When I consider this I think of that scene in Braveheart where Sir William Wallace (Mel Gibson) is laying on the torture table while his entrails are being removed in an effort to have him acknowledge his fault and guilt in leading his people on a quest for liberty in rebellion against the king. William gathers his strength, and with one final act of leadership proclaims with all of his might, FREEDOM!!! It's a wonderful scene.
When God reveals Himself to Moses as YAHWEH -- I AM WHO I AM; and in the above text where He again proclaims His name, He reveals His FREEDOM as an essence of His deity and glory.

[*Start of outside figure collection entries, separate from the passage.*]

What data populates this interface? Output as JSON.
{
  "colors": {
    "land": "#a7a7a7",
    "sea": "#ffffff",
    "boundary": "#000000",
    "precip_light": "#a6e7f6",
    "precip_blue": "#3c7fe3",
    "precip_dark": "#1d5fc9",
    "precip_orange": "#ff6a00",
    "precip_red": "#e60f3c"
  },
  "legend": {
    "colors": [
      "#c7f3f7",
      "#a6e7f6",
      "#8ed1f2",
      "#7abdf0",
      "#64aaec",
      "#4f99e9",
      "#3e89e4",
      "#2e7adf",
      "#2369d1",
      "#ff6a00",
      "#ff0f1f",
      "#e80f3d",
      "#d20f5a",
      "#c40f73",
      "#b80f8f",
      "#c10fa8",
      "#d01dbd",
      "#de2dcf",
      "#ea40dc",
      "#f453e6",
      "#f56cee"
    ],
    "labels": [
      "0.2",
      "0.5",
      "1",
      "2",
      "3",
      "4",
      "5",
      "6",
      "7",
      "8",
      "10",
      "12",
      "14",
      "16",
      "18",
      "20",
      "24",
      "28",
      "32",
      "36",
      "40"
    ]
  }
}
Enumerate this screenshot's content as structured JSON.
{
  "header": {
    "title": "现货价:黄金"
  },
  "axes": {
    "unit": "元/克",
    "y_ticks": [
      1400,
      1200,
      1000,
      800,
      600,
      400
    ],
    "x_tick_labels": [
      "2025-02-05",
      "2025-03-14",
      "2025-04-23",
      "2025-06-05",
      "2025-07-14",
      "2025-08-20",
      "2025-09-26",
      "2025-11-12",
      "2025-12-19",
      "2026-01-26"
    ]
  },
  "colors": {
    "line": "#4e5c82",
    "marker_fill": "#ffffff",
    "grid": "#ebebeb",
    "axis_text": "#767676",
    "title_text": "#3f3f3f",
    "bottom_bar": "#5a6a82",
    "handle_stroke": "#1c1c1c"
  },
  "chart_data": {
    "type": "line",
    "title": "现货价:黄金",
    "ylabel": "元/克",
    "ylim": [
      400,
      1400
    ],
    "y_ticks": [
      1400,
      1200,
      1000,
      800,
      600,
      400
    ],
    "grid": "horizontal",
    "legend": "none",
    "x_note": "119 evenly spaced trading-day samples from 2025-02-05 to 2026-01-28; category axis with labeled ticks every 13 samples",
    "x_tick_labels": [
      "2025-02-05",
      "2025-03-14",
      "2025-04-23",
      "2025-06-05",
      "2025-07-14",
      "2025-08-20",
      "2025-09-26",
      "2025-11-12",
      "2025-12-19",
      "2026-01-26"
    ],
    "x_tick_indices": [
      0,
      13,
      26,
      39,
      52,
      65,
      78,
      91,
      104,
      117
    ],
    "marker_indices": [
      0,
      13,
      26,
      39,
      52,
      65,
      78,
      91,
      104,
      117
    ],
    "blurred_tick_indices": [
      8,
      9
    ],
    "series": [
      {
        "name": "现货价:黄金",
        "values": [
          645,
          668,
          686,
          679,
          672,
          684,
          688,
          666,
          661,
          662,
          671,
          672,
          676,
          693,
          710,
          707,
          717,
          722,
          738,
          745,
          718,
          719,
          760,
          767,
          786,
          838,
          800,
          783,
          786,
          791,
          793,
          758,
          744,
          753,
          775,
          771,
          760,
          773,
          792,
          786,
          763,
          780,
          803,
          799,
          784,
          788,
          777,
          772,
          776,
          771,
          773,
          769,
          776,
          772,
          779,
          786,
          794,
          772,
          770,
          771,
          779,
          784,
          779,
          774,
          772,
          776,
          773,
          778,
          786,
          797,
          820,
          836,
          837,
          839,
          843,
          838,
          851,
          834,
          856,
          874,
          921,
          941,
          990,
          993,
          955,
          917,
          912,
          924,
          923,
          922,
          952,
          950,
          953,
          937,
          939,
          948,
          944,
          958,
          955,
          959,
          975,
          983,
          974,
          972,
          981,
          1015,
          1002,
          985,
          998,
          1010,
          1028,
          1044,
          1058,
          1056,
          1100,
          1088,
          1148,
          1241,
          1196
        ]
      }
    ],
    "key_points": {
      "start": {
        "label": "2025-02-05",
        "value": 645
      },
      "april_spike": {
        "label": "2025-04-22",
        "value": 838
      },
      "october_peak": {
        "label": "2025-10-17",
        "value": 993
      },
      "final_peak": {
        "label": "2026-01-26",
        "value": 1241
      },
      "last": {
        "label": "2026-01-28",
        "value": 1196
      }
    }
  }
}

God then, says Paul in Ro 9, is not unjust when He chooses Isaac and not Ishmael, Jacob and not Esau, Israel and not Egypt, the Gentiles and not the Jews; because when God chose He chose in perfect freedom. That means He chose with no consideration to the merits or sins of the ones chosen. His choices, Paul argues, are not made with regard to the chosen, but instead, come completely from within the Chooser. They are choices according to the counsel of His own will, so that His purpose according to election might stand (Ro 9:11). So then it is not of him who wills, nor of him who runs, but of God who shows mercy (16). He has mercy on whom He wills, and whom He wills He hardens (18).There is no injustice/unrighteousness with God (14)!

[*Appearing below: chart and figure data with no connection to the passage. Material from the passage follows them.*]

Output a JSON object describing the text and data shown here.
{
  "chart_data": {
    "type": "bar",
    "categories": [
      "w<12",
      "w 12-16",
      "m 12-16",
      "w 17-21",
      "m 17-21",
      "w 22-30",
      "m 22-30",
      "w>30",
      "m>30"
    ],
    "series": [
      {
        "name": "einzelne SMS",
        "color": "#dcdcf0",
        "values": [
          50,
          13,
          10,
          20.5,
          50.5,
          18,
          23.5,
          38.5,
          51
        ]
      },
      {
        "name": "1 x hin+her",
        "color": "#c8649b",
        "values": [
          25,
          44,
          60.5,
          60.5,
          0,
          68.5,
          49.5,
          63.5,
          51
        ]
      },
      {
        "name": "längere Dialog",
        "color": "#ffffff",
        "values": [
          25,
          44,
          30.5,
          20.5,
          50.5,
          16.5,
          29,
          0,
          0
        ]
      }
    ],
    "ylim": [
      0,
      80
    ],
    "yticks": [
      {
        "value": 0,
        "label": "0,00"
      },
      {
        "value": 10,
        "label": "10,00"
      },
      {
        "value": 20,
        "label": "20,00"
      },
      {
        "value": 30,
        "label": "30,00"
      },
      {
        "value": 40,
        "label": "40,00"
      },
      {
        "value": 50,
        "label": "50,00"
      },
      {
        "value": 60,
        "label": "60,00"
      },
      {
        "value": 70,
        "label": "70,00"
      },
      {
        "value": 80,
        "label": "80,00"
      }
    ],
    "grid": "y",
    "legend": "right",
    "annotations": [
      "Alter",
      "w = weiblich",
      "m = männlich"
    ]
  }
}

One reason this is such GOOD NEWS is because it means that since there are no conditions to be met by us to gain God's electing favor, neither then are we able to sin beyond His electing purpose. No one may rightly say that he or she has so sinned that they cannot be saved. Before the foundation of the world, when God elected His people, He did not consider their worthiness or unworthiness. His reasons in election are His secrets. But what is clear is that God, because He is God, chose freely. That's His name! That's what free justice and righteousness do! So whatever you or I may have done to dishonor God and harm ourselves and others does not put us out of His gracious reach. Anyone who wants Christ more than all others and objects can and will be saved (Jn 3:14-17, 6:37-40, 10:22-30). This is the wisdom of God.
Being elect though does not mean that a person is a Christian. It means he or she is chosen unto salvation. It does not negate the need to repent and believe the gospel, to be converted. A person that dies believing that he or she is elect, and so needs not to turn from sin to Christ in faith will be eternally condemned. While the need for conversion may sound like an elementary idea, it proves to be widely unknown. It seems that most people who believe in Heaven are convinced they will spend eternity there for one reason - they die. Pastor R. C. Sproul refers to this phenomenon as "justification by death". It goes like this: if I die I go to Heaven, period. Apparently, that's where dead people go. Not necessarily. The Bible teaches repeatedly and clearly that it is only the converted elect that spend eternity with Christ in Heaven. And all the elect will be converted. Jesus says so (see above referenced texts). I recently preached the funeral of a stranger. Nothing his family told me about him, or mentioned while talking about him, led me to believe he died a Christian. Nevertheless, it appeared that they and perhaps all of the funeral guests believed that Heaven was exactly where he went. It was an extraordinarily sad occasion. Hoping in the hopeless always is.